13 de marzo de 2011

El conjunto español ha luchado por el triunfo en la jornada final de la Paris-Niza y, sobre todo, ha estado muy cerca de conseguirlo en la etapa reina de la Tirreno-Adriático con la colosal actuación de Andrey Amador. El joven costarricense (24 años) no se ha amilanado ante el temible perfil de 244 kilómetros que presentaba el recorrido y ha saltado nada más iniciarse la etapa junto a Malacarne (QST), Wegmann (LEO), Mouris (VAC) y Hayman (SKY), un quinteto que llegó a contar con once minutos de renta. A 30 km del final, Amador lanzaba un nuevo ataque –ya sólo con un para de minutos de ventaja sobre el grupo de favoritos- que le dejaba en cabeza junto a Malacarne en el inicio de un particular duelo entre los fugados y el selecto pelotón, en el que sólo Gilbert (OLO), Poels (VAC), Cunego (LAM) y Di Luca (KAT) lograban superar a Amador a escasos diez metros de la línea de meta.

Pese a no rematar con el triunfo, la exhibición de Amador ratifica en su tercer año en la máxima categoría, las esperanzas que sobre él se habían depositado después de ser uno de los más destacados amateurs del calendario español de la última década. “Ha sido una pena, pero me queda la tranquilidad de que he dado el 100% -decía un resignado Amador tras la etapa-. Sabíamos que era un día que podía llegar la fuga y había que intentarlo. En el final, no nos hemos entendido muy bien con Malacarne y eso ha hecho que la diferencia bajara tanto. Hemos coronado la última subida con veinte segundos y me he lanzado en la bajada, pero en los dos últimos kilómetros él no ha relevado y yo tampoco podía llevarle hasta la meta. Tenía esperanzas hasta el final, pero… así es el ciclismo. ¿Un punto de inflexión en mi carrera? Puede ser. Estos dos años han sido de aprendizaje y de aprender de los errores. Este tercer año lo había preparado muy bien, cuidando los detalles, pero el incidente en Costa Rica –estuvo tres semanas hospitalizado tras ser atacado por unos delincuentes- me retrasó todo y apenas llevo un mes y medio entrenando. Esto me va a dar mucha confianza y me demuestra que si haces las cosas bien, los resultados acaban llegando. Seguiré intentándolo”.

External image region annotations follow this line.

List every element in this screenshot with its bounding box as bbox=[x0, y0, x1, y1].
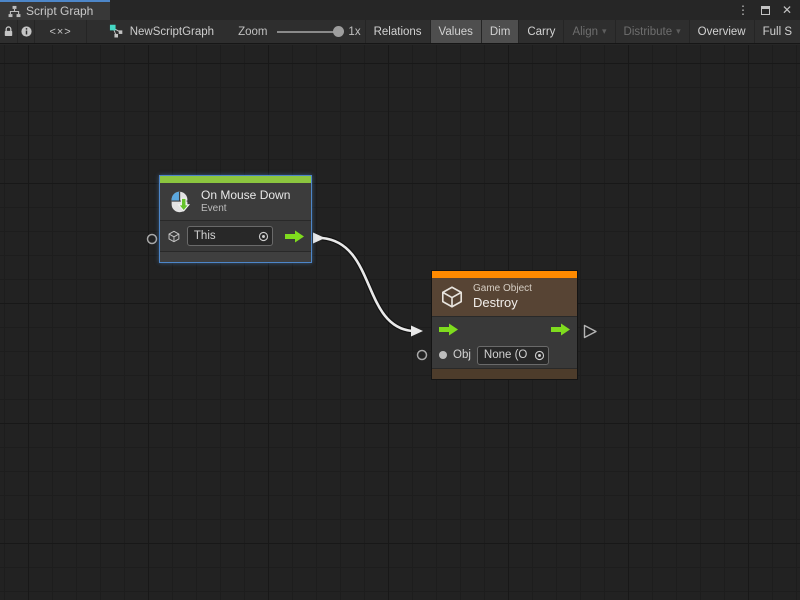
graph-canvas[interactable]: On Mouse Down Event This bbox=[0, 45, 800, 600]
omd-body-row: This bbox=[160, 221, 311, 251]
chevron-down-icon: ▾ bbox=[602, 26, 607, 37]
zoom-slider[interactable] bbox=[277, 26, 344, 38]
graph-tree-icon bbox=[8, 5, 21, 18]
tab-bar: Script Graph ⋮ ✕ bbox=[0, 0, 800, 20]
gameobject-cube-icon bbox=[439, 284, 465, 310]
mouse-down-icon bbox=[167, 189, 193, 215]
code-preview-button[interactable]: <×> bbox=[35, 20, 86, 43]
lock-button[interactable] bbox=[0, 20, 18, 43]
maximize-button[interactable] bbox=[761, 6, 770, 15]
destroy-obj-row: Obj None (O bbox=[432, 342, 577, 368]
window-controls: ⋮ ✕ bbox=[729, 0, 800, 20]
node-title: Destroy bbox=[473, 295, 532, 311]
toolbar-button-fullscreen[interactable]: Full S bbox=[754, 20, 800, 43]
toolbar-toggle-group: Relations Values Dim Carry Align ▾ Distr… bbox=[365, 20, 800, 43]
gameobject-cube-icon bbox=[167, 229, 181, 244]
code-icon: <×> bbox=[49, 26, 71, 38]
toolbar-button-overview[interactable]: Overview bbox=[689, 20, 754, 43]
zoom-slider-handle[interactable] bbox=[333, 26, 344, 37]
graph-asset-reference[interactable]: NewScriptGraph bbox=[87, 20, 224, 43]
obj-value-dot-icon bbox=[439, 351, 447, 359]
zoom-value: 1x bbox=[348, 26, 360, 38]
omd-target-port[interactable] bbox=[148, 235, 157, 244]
obj-port-label: Obj bbox=[453, 349, 471, 361]
flow-connection[interactable] bbox=[313, 233, 423, 337]
toolbar-button-distribute[interactable]: Distribute ▾ bbox=[615, 20, 689, 43]
destroy-header: Game Object Destroy bbox=[432, 278, 577, 317]
edge-layer bbox=[0, 45, 800, 600]
omd-footer bbox=[160, 251, 311, 262]
destroy-footer bbox=[432, 368, 577, 379]
object-picker-icon[interactable] bbox=[258, 231, 269, 242]
target-value-field[interactable]: This bbox=[187, 226, 273, 246]
script-graph-asset-icon bbox=[109, 24, 124, 39]
destroy-flow-row bbox=[432, 317, 577, 342]
lock-icon bbox=[2, 25, 15, 38]
toolbar-button-dim[interactable]: Dim bbox=[481, 20, 518, 43]
destroy-accent-strip bbox=[432, 271, 577, 278]
zoom-slider-track[interactable] bbox=[277, 31, 338, 33]
graph-name: NewScriptGraph bbox=[130, 26, 214, 38]
destroy-enter-input-port[interactable] bbox=[439, 323, 458, 336]
close-button[interactable]: ✕ bbox=[782, 4, 792, 16]
toolbar-button-carry[interactable]: Carry bbox=[518, 20, 563, 43]
node-subtitle: Event bbox=[201, 203, 290, 216]
obj-value-field[interactable]: None (O bbox=[477, 346, 549, 365]
omd-trigger-output-port[interactable] bbox=[285, 230, 304, 243]
chevron-down-icon: ▾ bbox=[676, 26, 681, 37]
node-group: Game Object bbox=[473, 283, 532, 296]
node-on-mouse-down[interactable]: On Mouse Down Event This bbox=[159, 175, 312, 263]
connection-end-arrow bbox=[411, 326, 423, 337]
info-icon bbox=[20, 25, 33, 38]
toolbar-button-relations[interactable]: Relations bbox=[365, 20, 430, 43]
omd-header: On Mouse Down Event bbox=[160, 183, 311, 221]
tab-bar-empty bbox=[110, 0, 729, 20]
node-title: On Mouse Down bbox=[201, 188, 290, 203]
toolbar-button-values[interactable]: Values bbox=[430, 20, 481, 43]
info-button[interactable] bbox=[18, 20, 36, 43]
window-menu-button[interactable]: ⋮ bbox=[737, 4, 749, 16]
tab-title: Script Graph bbox=[26, 4, 93, 18]
object-picker-icon[interactable] bbox=[534, 350, 545, 361]
node-destroy[interactable]: Game Object Destroy Obj None (O bbox=[431, 270, 578, 380]
zoom-label: Zoom bbox=[238, 26, 267, 38]
destroy-exit-output-port[interactable] bbox=[551, 323, 570, 336]
destroy-obj-port[interactable] bbox=[418, 351, 427, 360]
event-accent-strip bbox=[160, 176, 311, 183]
toolbar-button-align[interactable]: Align ▾ bbox=[563, 20, 614, 43]
destroy-exit-stub-icon bbox=[585, 326, 597, 338]
graph-toolbar: <×> NewScriptGraph Zoom 1x Relations Val… bbox=[0, 20, 800, 44]
tab-script-graph[interactable]: Script Graph bbox=[0, 0, 110, 20]
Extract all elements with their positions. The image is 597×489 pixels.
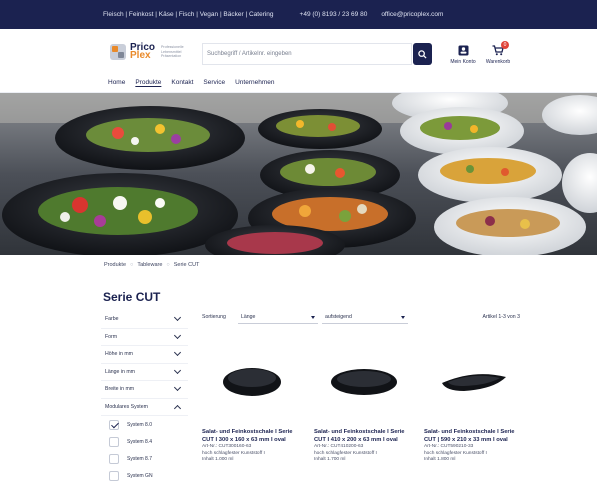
product-image[interactable] bbox=[314, 338, 414, 424]
product-card[interactable]: Salat- und Feinkostschale I Serie CUT | … bbox=[424, 338, 524, 464]
chevron-down-icon bbox=[173, 349, 182, 357]
product-title[interactable]: Salat- und Feinkostschale I Serie CUT I … bbox=[314, 428, 414, 444]
breadcrumb-separator-icon: ○ bbox=[130, 262, 134, 268]
logo-mark-icon bbox=[110, 44, 126, 60]
main-nav: Home Produkte Kontakt Service Unternehme… bbox=[108, 79, 285, 86]
sort-field-select[interactable]: Länge bbox=[238, 311, 318, 324]
search-bar: Suchbegriff / Artikelnr. eingeben bbox=[202, 43, 432, 65]
dropdown-arrow-icon bbox=[311, 316, 315, 319]
sort-order-select[interactable]: aufsteigend bbox=[322, 311, 408, 324]
filter-form[interactable]: Form bbox=[101, 329, 188, 346]
result-count: Artikel 1-3 von 3 bbox=[482, 314, 520, 320]
breadcrumb-produkte[interactable]: Produkte bbox=[104, 262, 126, 268]
product-content: Inhalt 1.000 ml bbox=[202, 457, 234, 463]
site-header: Prico Plex Professionelle Lebensmittel P… bbox=[0, 29, 597, 93]
cart-button[interactable]: 0 Warenkorb bbox=[482, 41, 514, 65]
white-bowl bbox=[434, 197, 586, 255]
checkbox-checked[interactable] bbox=[109, 419, 119, 430]
email-link[interactable]: office@pricoplex.com bbox=[381, 11, 443, 18]
hero-image bbox=[0, 93, 597, 255]
black-bowl bbox=[55, 106, 245, 170]
chevron-down-icon bbox=[173, 384, 182, 392]
chevron-up-icon bbox=[173, 404, 182, 412]
search-button[interactable] bbox=[413, 43, 432, 65]
filter-option-system-8-0[interactable]: System 8.0 bbox=[101, 416, 188, 433]
user-icon bbox=[458, 45, 468, 55]
filter-hoehe[interactable]: Höhe in mm bbox=[101, 346, 188, 364]
logo-name-plex: Plex bbox=[130, 50, 151, 61]
filter-farbe[interactable]: Farbe bbox=[101, 311, 188, 329]
white-bowl bbox=[418, 147, 562, 203]
nav-produkte[interactable]: Produkte bbox=[135, 79, 161, 86]
product-title[interactable]: Salat- und Feinkostschale I Serie CUT I … bbox=[202, 428, 302, 444]
phone-number[interactable]: +49 (0) 8193 / 23 69 80 bbox=[300, 11, 368, 18]
search-input[interactable]: Suchbegriff / Artikelnr. eingeben bbox=[202, 43, 412, 65]
checkbox[interactable] bbox=[109, 470, 119, 481]
filter-breite[interactable]: Breite in mm bbox=[101, 381, 188, 399]
black-bowl bbox=[258, 109, 382, 149]
product-image[interactable] bbox=[424, 338, 524, 424]
checkbox[interactable] bbox=[109, 436, 119, 447]
black-bowl bbox=[2, 173, 238, 255]
product-image[interactable] bbox=[202, 338, 302, 424]
chevron-down-icon bbox=[173, 314, 182, 322]
nav-unternehmen[interactable]: Unternehmen bbox=[235, 79, 274, 86]
nav-service[interactable]: Service bbox=[203, 79, 225, 86]
dropdown-arrow-icon bbox=[401, 316, 405, 319]
logo-tagline: Professionelle Lebensmittel Präsentation bbox=[161, 45, 184, 59]
product-article-number: Art-Nr.: CUT410200-63 bbox=[314, 444, 364, 449]
account-label: Mein Konto bbox=[450, 59, 476, 65]
filter-option-system-gn[interactable]: System GN bbox=[101, 467, 188, 484]
filter-laenge[interactable]: Länge in mm bbox=[101, 364, 188, 381]
chevron-down-icon bbox=[173, 366, 182, 374]
category-links[interactable]: Fleisch | Feinkost | Käse | Fisch | Vega… bbox=[103, 11, 274, 18]
cart-label: Warenkorb bbox=[485, 59, 511, 65]
product-content: Inhalt 1.800 ml bbox=[424, 457, 456, 463]
product-title[interactable]: Salat- und Feinkostschale I Serie CUT | … bbox=[424, 428, 524, 444]
checkbox[interactable] bbox=[109, 453, 119, 464]
product-article-number: Art-Nr.: CUT590210-33 bbox=[424, 444, 474, 449]
logo[interactable]: Prico Plex Professionelle Lebensmittel P… bbox=[110, 43, 195, 61]
page-title: Serie CUT bbox=[103, 290, 161, 304]
top-info-bar: Fleisch | Feinkost | Käse | Fisch | Vega… bbox=[0, 0, 597, 29]
filter-option-system-8-4[interactable]: System 8.4 bbox=[101, 433, 188, 450]
product-card[interactable]: Salat- und Feinkostschale I Serie CUT I … bbox=[314, 338, 414, 464]
nav-kontakt[interactable]: Kontakt bbox=[171, 79, 193, 86]
product-content: Inhalt 1.700 ml bbox=[314, 457, 346, 463]
search-icon bbox=[418, 49, 427, 59]
sort-label: Sortierung bbox=[202, 314, 226, 320]
cart-count-badge: 0 bbox=[501, 41, 509, 49]
product-article-number: Art-Nr.: CUT300160-63 bbox=[202, 444, 252, 449]
filter-sidebar: Farbe Form Höhe in mm Länge in mm Breite… bbox=[101, 311, 188, 484]
product-card[interactable]: Salat- und Feinkostschale I Serie CUT I … bbox=[202, 338, 302, 464]
sort-toolbar: Sortierung Länge aufsteigend Artikel 1-3… bbox=[202, 311, 520, 325]
breadcrumb-tableware[interactable]: Tableware bbox=[137, 262, 162, 268]
chevron-down-icon bbox=[173, 331, 182, 339]
breadcrumb-serie-cut: Serie CUT bbox=[173, 262, 200, 268]
breadcrumb: Produkte ○ Tableware ○ Serie CUT bbox=[104, 262, 199, 268]
filter-modulares-system[interactable]: Modulares System bbox=[101, 399, 188, 416]
breadcrumb-separator-icon: ○ bbox=[166, 262, 170, 268]
filter-option-system-8-7[interactable]: System 8.7 bbox=[101, 450, 188, 467]
nav-home[interactable]: Home bbox=[108, 79, 125, 86]
account-button[interactable]: Mein Konto bbox=[447, 43, 479, 65]
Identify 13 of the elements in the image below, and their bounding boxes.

En la etapa final de la 46ª Paris-Niza, infernal jornada nuevamente en el plano meteorológico y protagonismo, un día mas, de Movistar Team en vanguardia de carrera. El vizcaíno David López se filtraba en la escapada de nueve corredores de la que saldría el ganador del día, Voeckler (EUC), al que López no podía seguir en la ascensión definitiva al col d’Eze, teniéndose que conformar con la quinta plaza tras una jornada de ciclismo épico. Por detrás, J.J. Rojas era 8º encabezando el selecto grupo perseguidor y demostrando que, de no ser por los dos inoportunos incidentes –pinchazo en la 1ª etapa; caída, ayer- tenia un triunfo en las piernas. La noticia negativa para Movistar Team llegaba de la mano de Xavi Tondo, que pasaba un mal día y, pese al esfuerzo de sus compañeros, perdía su privilegiada plaza en el top-ten de la general final, ganada por el germano Martin (HTC).

Yvon Ledanois, director deportivo de Movistar Team en Paris- Niza: “El balance es negativo en cuanto a la clasificación general porque no hemos conseguido meter a nadie delante. Está claro que nuestra baza era Tondo y hoy ha tenido un mal día. El grupo se ha cortado después de la bajada del puerto de 2ª y él no estaba entre los veinte que se han marchado. Hemos intentado acercarle, pero ha sido imposible y es una pena después de su buen rendimiento toda la semana. Pero hay que quedarse con lo positivo: con la gran etapa de David López y con el buen rendimiento general porque con el nivel que ha habido, hemos acabado terceros por equipos. Nos queda la rabia del infortunio de Rojas. Creo que tenía piernas para ganar, no una, sino dos etapas y hoy lo ha vuelto a demostrar, pero contra la mala suerte no se puede hacer nada. El equipo está muy bien y seguro que llegan las victorias en las próximas carreras”.